Nunca voy a atacar el fútbol, un organismo social, más allá de lo deportivo, del que yo misma formo parte. No cuestionaré jamás el valor de la emoción —¿cómo podría, si soy socia del Atleti?—, que supera en intensidad incluso al sabor de la victoria. Pero me da rabia que el dolor de mis semejantes, las injusticias, la explotación, el hambre, el sufrimiento provocado por la codicia de Occidente en continentes lejanos y a un paso de nuestras casas no haya provocado nunca una reacción comparable a la fulminante hostilidad universal que suscitó la Superliga. Me da rabia que las redes sociales no exploten en el mismo grado de indignación cada vez que una noticia vuelve a poner de relieve la crueldad de actividades delictivas que encarnan el mal en nuestra sociedad, fenómenos como la trata de personas, el racismo militante, las violaciones en grupo, el acoso escolar y todas las fobias que expresan una intolerancia odiosa hacia los que son, se sienten, opinan o piensan de manera diferente.
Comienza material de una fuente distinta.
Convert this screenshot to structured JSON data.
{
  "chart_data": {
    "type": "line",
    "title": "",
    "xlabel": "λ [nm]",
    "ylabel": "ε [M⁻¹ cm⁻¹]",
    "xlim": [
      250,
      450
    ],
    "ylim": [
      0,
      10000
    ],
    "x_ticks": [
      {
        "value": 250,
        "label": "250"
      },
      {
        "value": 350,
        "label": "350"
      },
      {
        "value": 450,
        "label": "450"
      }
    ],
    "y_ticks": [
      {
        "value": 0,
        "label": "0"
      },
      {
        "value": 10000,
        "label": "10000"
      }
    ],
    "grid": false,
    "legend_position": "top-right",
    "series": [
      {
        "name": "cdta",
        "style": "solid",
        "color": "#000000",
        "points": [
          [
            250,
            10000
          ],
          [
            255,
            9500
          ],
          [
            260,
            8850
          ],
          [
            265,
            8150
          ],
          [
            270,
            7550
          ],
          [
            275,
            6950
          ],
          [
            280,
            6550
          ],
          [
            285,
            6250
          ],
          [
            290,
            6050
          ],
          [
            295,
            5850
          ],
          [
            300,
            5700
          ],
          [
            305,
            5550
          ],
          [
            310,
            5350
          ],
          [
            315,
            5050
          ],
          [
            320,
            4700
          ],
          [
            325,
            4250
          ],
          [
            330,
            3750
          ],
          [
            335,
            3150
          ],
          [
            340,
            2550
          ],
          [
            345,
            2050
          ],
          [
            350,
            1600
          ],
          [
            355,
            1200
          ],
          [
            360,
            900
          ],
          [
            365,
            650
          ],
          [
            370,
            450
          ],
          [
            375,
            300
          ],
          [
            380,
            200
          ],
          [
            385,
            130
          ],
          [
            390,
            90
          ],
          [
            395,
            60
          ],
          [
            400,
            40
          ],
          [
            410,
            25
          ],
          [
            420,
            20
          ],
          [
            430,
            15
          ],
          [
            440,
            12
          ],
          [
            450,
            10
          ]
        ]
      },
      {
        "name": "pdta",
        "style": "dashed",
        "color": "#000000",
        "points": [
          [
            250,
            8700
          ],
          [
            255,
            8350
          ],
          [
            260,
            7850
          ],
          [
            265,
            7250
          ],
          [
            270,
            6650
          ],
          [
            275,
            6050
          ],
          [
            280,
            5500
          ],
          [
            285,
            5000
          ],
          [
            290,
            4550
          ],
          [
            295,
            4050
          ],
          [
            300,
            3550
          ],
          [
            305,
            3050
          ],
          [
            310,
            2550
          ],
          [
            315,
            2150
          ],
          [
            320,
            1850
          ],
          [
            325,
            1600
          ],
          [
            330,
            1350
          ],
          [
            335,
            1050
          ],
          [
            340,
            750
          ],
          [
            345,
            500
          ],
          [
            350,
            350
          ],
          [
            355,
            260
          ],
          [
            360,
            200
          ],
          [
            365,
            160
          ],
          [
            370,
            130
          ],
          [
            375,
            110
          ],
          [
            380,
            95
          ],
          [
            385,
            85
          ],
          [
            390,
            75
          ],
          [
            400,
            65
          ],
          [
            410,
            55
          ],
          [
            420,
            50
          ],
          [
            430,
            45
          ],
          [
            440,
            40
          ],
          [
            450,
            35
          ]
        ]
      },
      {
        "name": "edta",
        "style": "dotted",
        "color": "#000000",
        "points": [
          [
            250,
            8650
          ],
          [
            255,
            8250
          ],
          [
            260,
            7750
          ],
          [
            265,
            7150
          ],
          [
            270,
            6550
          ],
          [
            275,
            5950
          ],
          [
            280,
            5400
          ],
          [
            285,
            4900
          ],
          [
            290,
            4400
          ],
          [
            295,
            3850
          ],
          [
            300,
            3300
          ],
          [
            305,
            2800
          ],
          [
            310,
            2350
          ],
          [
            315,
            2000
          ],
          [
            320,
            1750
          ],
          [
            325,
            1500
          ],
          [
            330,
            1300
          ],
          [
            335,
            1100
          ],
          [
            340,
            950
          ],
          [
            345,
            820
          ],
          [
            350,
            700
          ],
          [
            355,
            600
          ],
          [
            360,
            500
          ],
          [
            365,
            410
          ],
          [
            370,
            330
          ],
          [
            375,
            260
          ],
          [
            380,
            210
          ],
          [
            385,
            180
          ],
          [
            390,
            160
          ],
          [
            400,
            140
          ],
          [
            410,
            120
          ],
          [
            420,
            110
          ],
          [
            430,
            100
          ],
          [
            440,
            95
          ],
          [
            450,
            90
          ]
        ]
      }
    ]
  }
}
Me da rabia que esas cosas ya no nos escandalicen, que nos parezcan mal, sí, pero no tanto como para provocar una reacción apasionada, con tintes de revuelta social.

Con todos mis respetos, y mis simpatías, por el fútbol modesto y los equipos que lo encarnan, si los españoles y las españolas fueran capaces de reaccionar a favor de la igualdad de todos sus semejantes con la misma claridad, la misma decisión y contundencia que aplicaron a la defensa de los equipos perjudicados por el proyecto de la Superliga, España sería un país mucho mejor, más feliz, más próspero y más justo.

Esa sería la verdadera victoria de la gente.